My slope is not very long, and not as steep as yours. Perhaps you need a Gravely or a regular mower that is self propelled if it is too much for your ride on.

Good luck and be careful, mowing a slope can get ugly real quick!


----------



## stickerpicker

meppwc said:


> I have a John Deere STX38 garden tractor. (5-spd manual)
> I have a question that involves proper usage when going down my hill which is on a 45 degree angle.
> 
> When I go down the hill I have the tractor in 1st gear and approach the hill slow
> The tractor starts off going down the hill at a slow speed but then starts to increase speed alot
> 
> I have tried braking, clutching, but nothing slows the tractor down.
> 
> Am I doing something wrong or do I need something done with the brakes.
> 
> Note, this is my first tractor and I am new to all of this


What people need to be aware of is that - QUOTE: POSSOM MANN - the wheels with the least traction always take the lead . Example : when you were a kid and you slammed your bike pedals in reverse and the New Departure locked the brake, the rear wheel tried to pass you . 

When in your car or worse a pick up truck with a light rear end , the vehicle will do a 180° then continue in a straight line rear first if the rear wheels are locked long enough .

Ice, snow or mud and even a wash board dirt road :

This one is the part people just won't believe . When accelerating and the rear wheels spin they have less traction than the front wheels that aren't moving and the rear tends to come around . Yes, even on the wash board road if acceleration ceases the rear end quickly re - aligns itself with the front .

The same will happen with your tractor if you lock the rear wheels with the brake or they simply loose traction from being in a slow gear . *So, this wouldn't be too bad except for the transition from front in the lead to rear in the lead on a steep incline .* About half way through this maneuver is when the tractor rolls and all too often makes news headlines and the widow sells the tractor .
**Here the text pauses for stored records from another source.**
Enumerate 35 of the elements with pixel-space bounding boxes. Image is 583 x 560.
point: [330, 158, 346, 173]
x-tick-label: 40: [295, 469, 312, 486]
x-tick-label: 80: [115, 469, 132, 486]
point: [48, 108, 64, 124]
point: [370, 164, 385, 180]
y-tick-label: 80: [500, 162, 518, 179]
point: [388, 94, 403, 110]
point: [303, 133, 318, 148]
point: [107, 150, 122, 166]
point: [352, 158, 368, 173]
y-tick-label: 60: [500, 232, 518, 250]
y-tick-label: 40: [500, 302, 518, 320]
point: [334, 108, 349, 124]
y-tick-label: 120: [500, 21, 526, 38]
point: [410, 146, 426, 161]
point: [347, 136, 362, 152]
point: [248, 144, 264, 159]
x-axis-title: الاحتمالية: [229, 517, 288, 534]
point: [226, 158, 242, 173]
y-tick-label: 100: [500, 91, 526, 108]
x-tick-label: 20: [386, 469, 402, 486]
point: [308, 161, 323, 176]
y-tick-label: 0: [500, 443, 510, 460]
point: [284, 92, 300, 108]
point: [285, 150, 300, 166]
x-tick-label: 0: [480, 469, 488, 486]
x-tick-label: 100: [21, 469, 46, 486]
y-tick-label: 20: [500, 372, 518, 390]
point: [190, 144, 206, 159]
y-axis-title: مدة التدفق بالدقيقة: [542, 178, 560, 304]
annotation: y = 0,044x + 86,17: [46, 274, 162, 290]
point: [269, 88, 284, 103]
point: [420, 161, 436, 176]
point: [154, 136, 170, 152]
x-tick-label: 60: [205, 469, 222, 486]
So what to do if the rear tractor wheels loose traction going down hill and there is any hint it may do the 180° maneuver . * JUMP*

Because of this phenomenon , the anti - lock brakes were developed .


----------



## ErnieS

Me? I'd be hanging a couple hundred pounds off the back of that thing, carried as low as possible.


----------



## BTS

I would get a walk behind mower, it would be a LOT safer.
Or you could get a cow, then the grass will even get fertilized


----------



## jhngardner367

Most tractors/zero-turns are not recommended to be operated at more than 40 deg. Both because of the roll-over danger,and the engine starving for oil.
If you look at the roadside,on a highway that has slopes,you'll see that a lot of them are either mowed part way,or not at all.


----------